Romans 13:4 – For he is the minister of God to thee for good. But if thou do that which is evil, be afraid; for he beareth not the sword in vain: for he is the minister of God, a revenger to execute wrath upon him that doeth evil.

Since its establishment in 1924, the RCAF has served Canadians during peacetime and in war. With the war over, the CAF only lasted as an overseas fighting force for a brief period, disbanding in 1920.

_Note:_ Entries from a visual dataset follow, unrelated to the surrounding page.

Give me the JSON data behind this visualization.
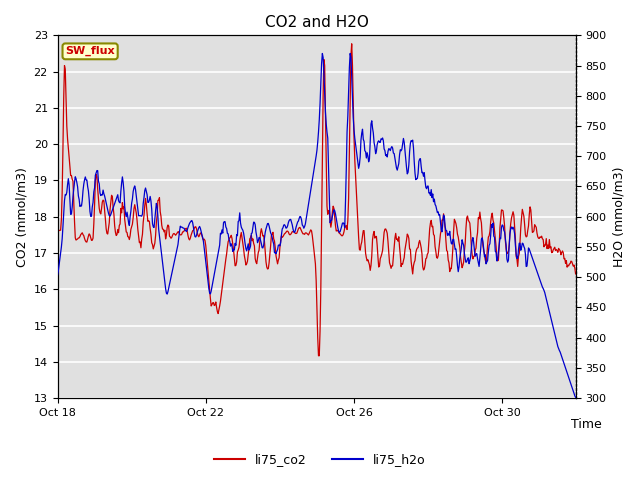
{
  "title": "CO2 and H2O",
  "xlabel": "Time",
  "ylabel_left": "CO2 (mmol/m3)",
  "ylabel_right": "H2O (mmol/m3)",
  "ylim_left": [
    13.0,
    23.0
  ],
  "ylim_right": [
    300,
    900
  ],
  "yticks_left": [
    13.0,
    14.0,
    15.0,
    16.0,
    17.0,
    18.0,
    19.0,
    20.0,
    21.0,
    22.0,
    23.0
  ],
  "yticks_right": [
    300,
    350,
    400,
    450,
    500,
    550,
    600,
    650,
    700,
    750,
    800,
    850,
    900
  ],
  "xtick_labels": [
    "Oct 18",
    "Oct 22",
    "Oct 26",
    "Oct 30"
  ],
  "sw_flux_label": "SW_flux",
  "sw_flux_color": "#cc0000",
  "sw_flux_bg": "#ffffcc",
  "sw_flux_border": "#888800",
  "line_co2_color": "#cc0000",
  "line_h2o_color": "#0000cc",
  "legend_co2": "li75_co2",
  "legend_h2o": "li75_h2o",
  "bg_color": "#e0e0e0",
  "title_fontsize": 11,
  "axis_fontsize": 9,
  "tick_fontsize": 8
}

Prime Minister Mackenzie King might have tried to limit the number of Canadians killed in the conflict, but he had no way of knowing how the wartime air operations would evolve. Prime Minister Mackenzie Kings attempts to preserve Canadian lives, diverting resources away from the larger armies fighting in Europe, and choosing instead to sustain the main air campaign, did not accomplish his goal.

Matthew 10:28 – And fear not them which kill the body, but are not able to kill the soul: but rather fear him which is able to destroy both soul and body in hell.

The Latin motto for Air Command–Sic itur ad astra–which had been the motto for the Canadian Air Force when it was first formed in the aftermath of the first world war (before becoming the Royal Canadian Air Force in 1924) was retained.

At the same time, Pinetree line, mid-Canada line, and DEW line radar stations, mostly operated by Canadian Air Force, were built throughout Canada due to a growing Soviet nuclear threat.